Kelso's Choice
Conflict Management for Children
Our school follows the Kelso's Choice Conflict Management for Children program. It empowers children to use the skills of conflict management in school, in the community and at home. The curriculum is easily adapted to a variety of settings: school-wide,
classrooms, small groups and individual counseling.
Parent Handout
Small Poster
Kelso’s Choice Conflict Management for Children is a powerful
and timely tool to build a vital life skill for the young people in
today’s world. The program philosophy is simple: each child is
smart enough and strong enough to resolve conflict.
Unlike some programs which tout peer mediators who are
trained to intervene as conflict managers, Kelso’s Choice
assumes that all young people are capable of becoming
peacemakers.
Developed in 1992 and revised in 2007, the program reflects a proven way to:
- Empower young people with the ability to determine their own behavior, encouraging an internal locus of control and appropriate problem ownership.
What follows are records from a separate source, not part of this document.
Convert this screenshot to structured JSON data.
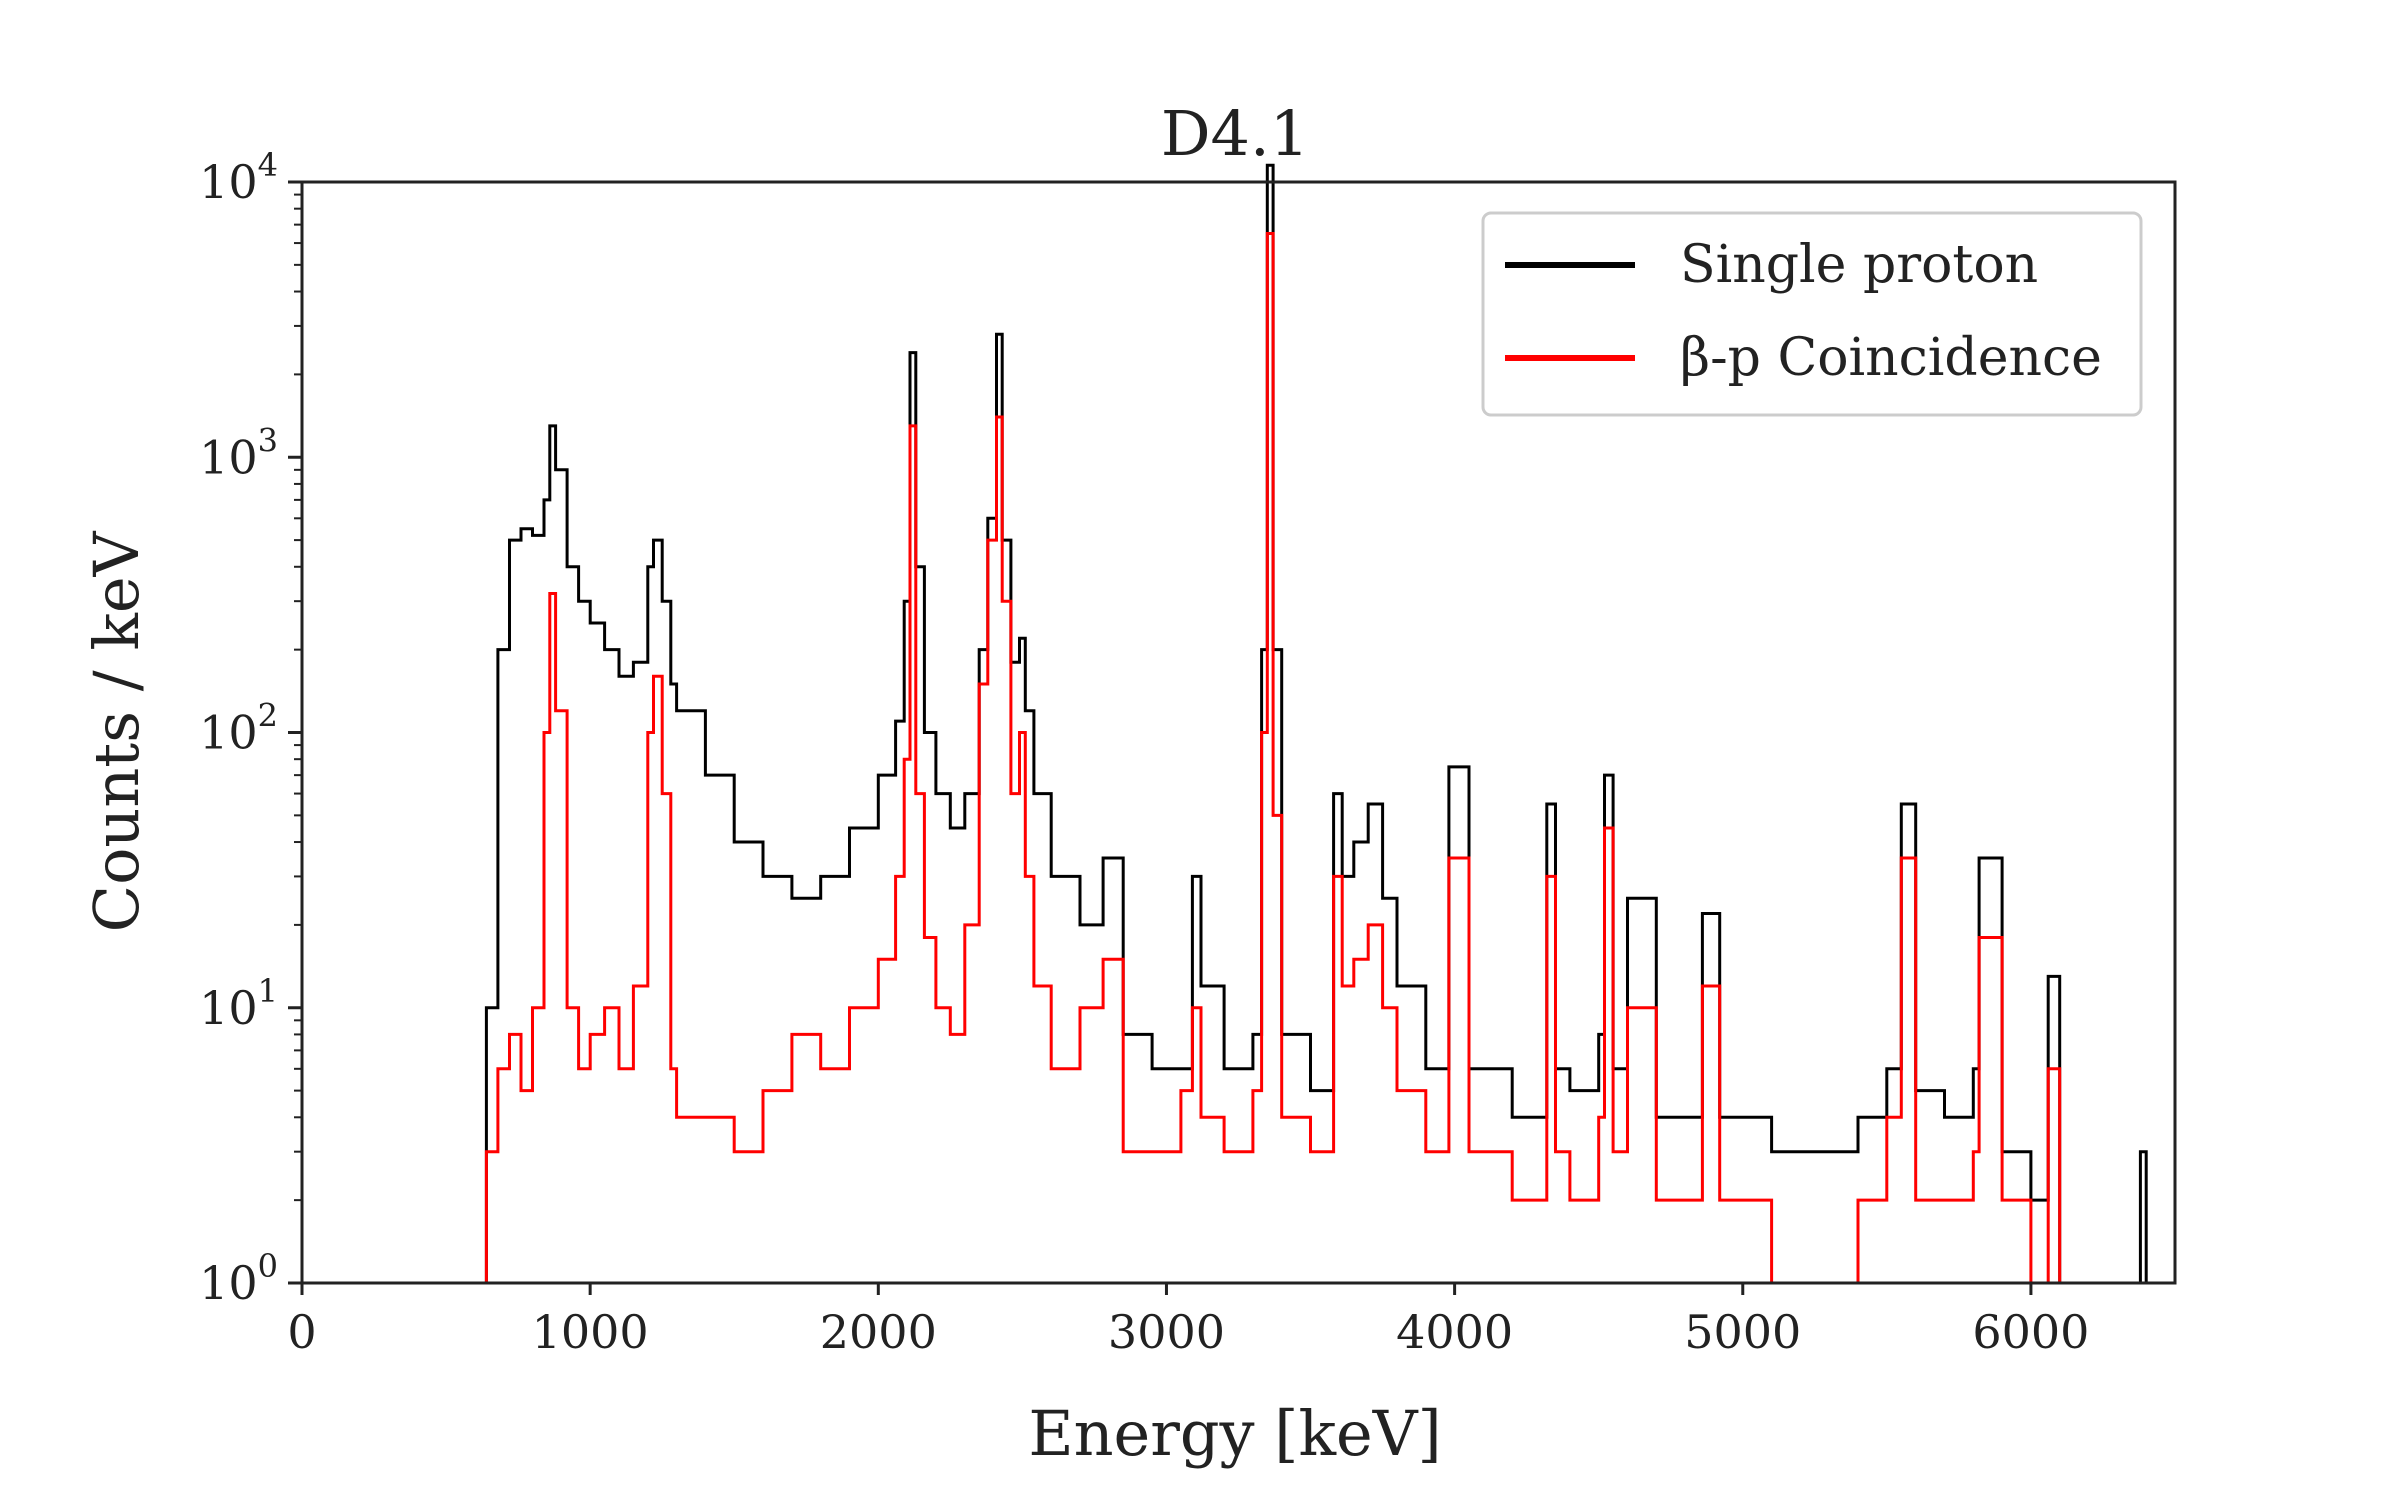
{
  "chart_data": {
    "type": "line",
    "title": "D4.1",
    "xlabel": "Energy [keV]",
    "ylabel": "Counts / keV",
    "xlim": [
      0,
      6500
    ],
    "ylim": [
      1,
      10000
    ],
    "yscale": "log",
    "x_ticks": [
      "0",
      "1000",
      "2000",
      "3000",
      "4000",
      "5000",
      "6000"
    ],
    "y_ticks": [
      {
        "base": "10",
        "exp": "0"
      },
      {
        "base": "10",
        "exp": "1"
      },
      {
        "base": "10",
        "exp": "2"
      },
      {
        "base": "10",
        "exp": "3"
      },
      {
        "base": "10",
        "exp": "4"
      }
    ],
    "grid": false,
    "legend_position": "upper-right",
    "series": [
      {
        "name": "Single proton",
        "color": "#000000",
        "x": [
          580,
          600,
          640,
          680,
          720,
          760,
          800,
          840,
          860,
          880,
          920,
          960,
          1000,
          1050,
          1100,
          1150,
          1200,
          1220,
          1250,
          1280,
          1300,
          1400,
          1500,
          1600,
          1700,
          1800,
          1900,
          2000,
          2060,
          2090,
          2110,
          2130,
          2160,
          2200,
          2250,
          2300,
          2350,
          2380,
          2410,
          2430,
          2460,
          2490,
          2510,
          2540,
          2600,
          2700,
          2780,
          2850,
          2950,
          3050,
          3090,
          3120,
          3200,
          3300,
          3330,
          3350,
          3370,
          3400,
          3500,
          3580,
          3610,
          3650,
          3700,
          3750,
          3800,
          3900,
          3980,
          4050,
          4200,
          4320,
          4350,
          4400,
          4500,
          4520,
          4550,
          4600,
          4700,
          4800,
          4860,
          4920,
          5100,
          5400,
          5500,
          5550,
          5600,
          5700,
          5800,
          5820,
          5900,
          6000,
          6060,
          6100,
          6150,
          6200,
          6300,
          6380,
          6400
        ],
        "y": [
          1,
          1,
          10,
          200,
          500,
          550,
          520,
          700,
          1300,
          900,
          400,
          300,
          250,
          200,
          160,
          180,
          400,
          500,
          300,
          150,
          120,
          70,
          40,
          30,
          25,
          30,
          45,
          70,
          110,
          300,
          2400,
          400,
          100,
          60,
          45,
          60,
          200,
          600,
          2800,
          500,
          180,
          220,
          120,
          60,
          30,
          20,
          35,
          8,
          6,
          6,
          30,
          12,
          6,
          8,
          200,
          11500,
          200,
          8,
          5,
          60,
          30,
          40,
          55,
          25,
          12,
          6,
          75,
          6,
          4,
          55,
          6,
          5,
          8,
          70,
          6,
          25,
          4,
          4,
          22,
          4,
          3,
          4,
          6,
          55,
          5,
          4,
          6,
          35,
          3,
          2,
          13,
          1,
          1,
          1,
          1,
          3,
          1
        ]
      },
      {
        "name": "β-p Coincidence",
        "color": "#ff0000",
        "x": [
          600,
          640,
          680,
          720,
          760,
          800,
          840,
          860,
          880,
          920,
          960,
          1000,
          1050,
          1100,
          1150,
          1200,
          1220,
          1250,
          1280,
          1300,
          1400,
          1500,
          1600,
          1700,
          1800,
          1900,
          2000,
          2060,
          2090,
          2110,
          2130,
          2160,
          2200,
          2250,
          2300,
          2350,
          2380,
          2410,
          2430,
          2460,
          2490,
          2510,
          2540,
          2600,
          2700,
          2780,
          2850,
          2950,
          3050,
          3090,
          3120,
          3200,
          3300,
          3330,
          3350,
          3370,
          3400,
          3500,
          3580,
          3610,
          3650,
          3700,
          3750,
          3800,
          3900,
          3980,
          4050,
          4200,
          4320,
          4350,
          4400,
          4500,
          4520,
          4550,
          4600,
          4700,
          4800,
          4860,
          4920,
          5100,
          5400,
          5500,
          5550,
          5600,
          5700,
          5800,
          5820,
          5900,
          6000,
          6060,
          6100
        ],
        "y": [
          1,
          3,
          6,
          8,
          5,
          10,
          100,
          320,
          120,
          10,
          6,
          8,
          10,
          6,
          12,
          100,
          160,
          60,
          6,
          4,
          4,
          3,
          5,
          8,
          6,
          10,
          15,
          30,
          80,
          1300,
          60,
          18,
          10,
          8,
          20,
          150,
          500,
          1400,
          300,
          60,
          100,
          30,
          12,
          6,
          10,
          15,
          3,
          3,
          5,
          10,
          4,
          3,
          5,
          100,
          6500,
          50,
          4,
          3,
          30,
          12,
          15,
          20,
          10,
          5,
          3,
          35,
          3,
          2,
          30,
          3,
          2,
          4,
          45,
          3,
          10,
          2,
          2,
          12,
          2,
          1,
          2,
          4,
          35,
          2,
          2,
          3,
          18,
          2,
          1,
          6,
          1
        ]
      }
    ]
  }
}
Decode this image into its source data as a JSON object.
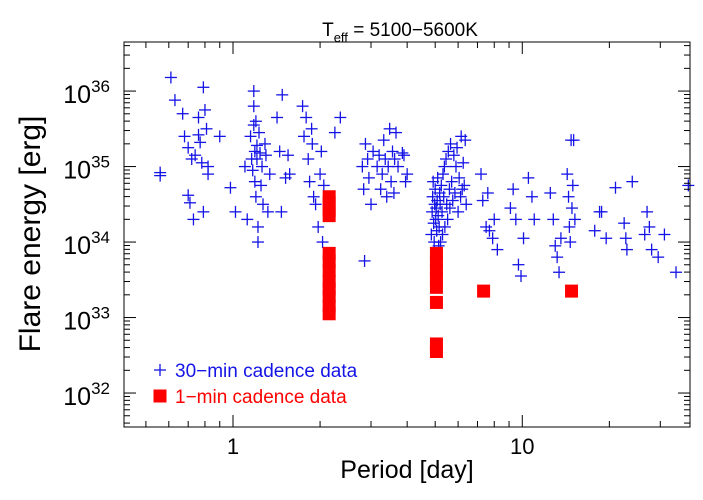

Statements such as “He made me do it!” and “She did it first!” become obsolete as students become accountable for their own choices.
- Reduce tattling through a proactive, preventative approach that keeps small problems form escalating and prevents negative attention-getting mechanisms from occurring.Systematize expectations of student behavior and provides consistency in rules and discipline on a school-wide basis.
- Provide a cognitive structure for discriminating between “small” problems young people can resolve and “big” problems that require adult intervention.
- Increase feelings of personal competence as young people successfully resolve conflicts, both within the structured lessons and in their own lives.
- Develop an important linkage between home and school as the Kelso’s Choice program is shared with parents.
- Give young people an important conflict resolution tool they can use when adults are not available or readily accessible. These situations might include riding bikes around the neighborhood, waiting at the bus stop or playing games in the far corner of school grounds.